The ads feature two so-called geniuses donning Apple's famous blue shirts without the logo, and they are the perfect embodiment of all that Apple does wrong and Samsung gets right, at least according to Samsung. The actors try a little too hard and the lines run a little bit on the lame side, but some of them might actually be accurate.
"Wait, hang on. A bigger screen?" asks one of the guys a few moments after deciding they were going to "do something ground-breaking."
"It's, like, every phone has a bigger screen..." says the other.
But Samsung apparently is not happy with just mocking the iPhone 6 Plus, which is two years late in making its entry into the phablet industry. When Steve Jobs introduced the iPhone 4 in 2010, he said: "No one is ever going to buy a big phone," a quote which Samsung also sneered at recently with a new Twitter ad released on Wednesday that says: "Guess who surprised themselves and changed their minds."

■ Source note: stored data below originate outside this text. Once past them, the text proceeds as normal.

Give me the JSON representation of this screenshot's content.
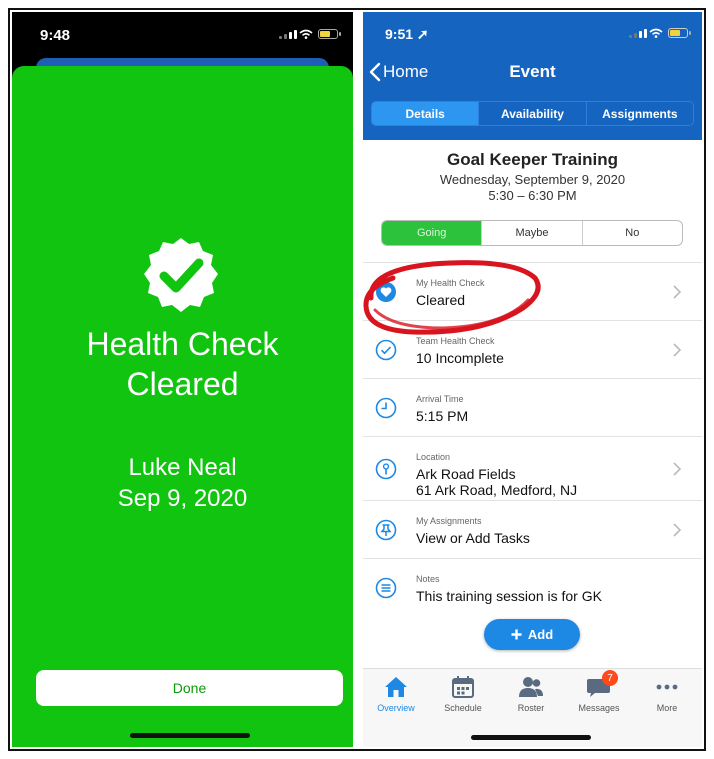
{
  "left_screen": {
    "status": {
      "time": "9:48"
    },
    "health_check": {
      "title_line1": "Health Check",
      "title_line2": "Cleared",
      "name": "Luke Neal",
      "date": "Sep 9, 2020"
    },
    "done_label": "Done",
    "colors": {
      "background": "#10c40f"
    }
  },
  "right_screen": {
    "status": {
      "time": "9:51"
    },
    "nav": {
      "back_label": "Home",
      "title": "Event"
    },
    "tabs": [
      {
        "label": "Details",
        "active": true
      },
      {
        "label": "Availability",
        "active": false
      },
      {
        "label": "Assignments",
        "active": false
      }
    ],
    "event": {
      "title": "Goal Keeper Training",
      "date": "Wednesday, September 9, 2020",
      "time": "5:30 – 6:30 PM"
    },
    "rsvp": [
      {
        "label": "Going",
        "selected": true
      },
      {
        "label": "Maybe",
        "selected": false
      },
      {
        "label": "No",
        "selected": false
      }
    ],
    "rows": [
      {
        "label": "My Health Check",
        "value": "Cleared",
        "icon": "heart-icon"
      },
      {
        "label": "Team Health Check",
        "value": "10 Incomplete",
        "icon": "check-circle-icon"
      },
      {
        "label": "Arrival Time",
        "value": "5:15 PM",
        "icon": "clock-icon"
      },
      {
        "label": "Location",
        "value": "Ark Road Fields",
        "value2": "61 Ark Road, Medford, NJ",
        "icon": "location-pin-icon"
      },
      {
        "label": "My Assignments",
        "value": "View or Add Tasks",
        "icon": "pushpin-icon"
      },
      {
        "label": "Notes",
        "value": "This training session is for GK",
        "icon": "notes-icon"
      }
    ],
    "add_label": "Add",
    "tabbar": [
      {
        "label": "Overview",
        "active": true
      },
      {
        "label": "Schedule",
        "active": false
      },
      {
        "label": "Roster",
        "active": false
      },
      {
        "label": "Messages",
        "active": false,
        "badge": "7"
      },
      {
        "label": "More",
        "active": false
      }
    ],
    "colors": {
      "header": "#1565c0",
      "accent": "#1e88e5",
      "going": "#2cc23b",
      "annotation": "#d8141e"
    }
  }
}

The ads also poked fun at the lack of a stylus akin to Samsung's S-Pen, fast charging and multi-tasking, three features the company boasts about with Note 4. It also scoffed at the Apple Watch, a wearable device that works as an accessory to the iPhone, which is presumably unlike the Samsung Gear S, which requires a SIM card and does not need to be tethered to any smartphone. Apple's problematic livestream of its September 9 event was also the subject of derision in another ad. The first 30 minutes of the event's live feed was down, with Apple confirming it was due to a couple of lines of bad JavaScript.